The reference points of Japanese punk are similar to those reflected in Western punk styles – the UK82 mohicans and studded jackets; the biker-traveller hybrid of the crust tribe or the utilitarian black of the anarcho-punks. However, like much in Japanese culture both the look and the music are pushed to extremes.
Today’s Japanese punks wear their influences proudly painted on their studded leather sleeves. In Japan entire subgenres of punk have emerged and mutated like D-Beat forged from Discharge’s “Noise Not Music” ethos or the recent wave of “Young, Loud, Pissed & Proud” Pogo Punk bands.
It’s a scene that despite Japanese punk’s reverence within the punk community worldwide and the legendary status of such acts as The Stalin, GISM, Gauze, Confuse, Kuro, LSD, Crow or Disclose remains largely undocumented.
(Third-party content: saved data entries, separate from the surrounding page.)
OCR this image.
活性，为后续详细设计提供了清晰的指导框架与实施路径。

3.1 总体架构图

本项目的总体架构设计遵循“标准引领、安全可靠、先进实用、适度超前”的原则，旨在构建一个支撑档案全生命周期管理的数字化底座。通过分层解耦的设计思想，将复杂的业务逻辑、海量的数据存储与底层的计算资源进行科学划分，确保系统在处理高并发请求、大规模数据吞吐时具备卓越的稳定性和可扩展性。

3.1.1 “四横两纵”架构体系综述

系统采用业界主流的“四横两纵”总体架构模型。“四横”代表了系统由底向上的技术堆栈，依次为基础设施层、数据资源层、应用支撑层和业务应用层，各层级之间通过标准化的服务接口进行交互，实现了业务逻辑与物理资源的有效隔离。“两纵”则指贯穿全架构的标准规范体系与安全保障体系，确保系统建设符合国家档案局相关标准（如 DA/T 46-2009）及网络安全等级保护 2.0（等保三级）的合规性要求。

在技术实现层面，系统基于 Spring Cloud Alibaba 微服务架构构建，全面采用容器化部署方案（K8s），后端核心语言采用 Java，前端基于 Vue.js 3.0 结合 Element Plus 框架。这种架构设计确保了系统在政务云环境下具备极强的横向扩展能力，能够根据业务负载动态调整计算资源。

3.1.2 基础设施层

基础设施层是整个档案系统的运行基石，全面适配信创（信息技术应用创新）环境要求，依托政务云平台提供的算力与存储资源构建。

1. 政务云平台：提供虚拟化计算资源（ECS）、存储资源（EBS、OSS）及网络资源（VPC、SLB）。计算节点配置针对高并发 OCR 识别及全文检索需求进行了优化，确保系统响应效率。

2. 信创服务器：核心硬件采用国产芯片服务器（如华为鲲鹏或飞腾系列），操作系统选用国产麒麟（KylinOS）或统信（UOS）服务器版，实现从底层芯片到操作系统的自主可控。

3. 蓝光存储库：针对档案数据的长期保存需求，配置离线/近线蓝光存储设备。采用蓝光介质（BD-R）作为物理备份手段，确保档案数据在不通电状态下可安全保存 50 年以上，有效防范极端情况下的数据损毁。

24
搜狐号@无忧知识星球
These photos tell the stories and evolution of their subjects caught in the camera lens. The spiked hair grows higher whilst the favourite bands du jour replace others in the fight for space with increasingly studded jackets. Bands initially only attracting a handful of friends to their shows later pack out clubs. A fresh-faced punk girl in the front row of one of her first gigs is five years on the singer in one of the most popular acts. A baby is held in the crowd by it’s mother, unflinching amongst the pogoing throng. A singer crowd-surfs and is carried aloft by the crowd, following his guitarist who has just been deposited at the back of the hall to continue playing.
There is no generation gap within the punk generation and any suggestion of punk being a fashion parade would be rightly countered by protests of it being “a way of life”. As, indeed, it is. Punks in Japan are outsiders not only by appearance but in their anarchistic opposition to authority and the state. Punk for them is a way of life with its own belief system as well as musical tastes. As has characterised every notable subculture over the years. In UP YOURS! TOKYO PUNK & JAPANARCHY TODAY this sense of subculture is still as strong and defiant as ever. As much a culture of opposition to commerciality as it is to mainstream society.`
Chris’s photos capture this in full colour, snapped on no more than a cheap pocket camera in keeping with the DIY ethos of his subject matter.
In his own words: “It’s punk – not a Pirelli calendar!”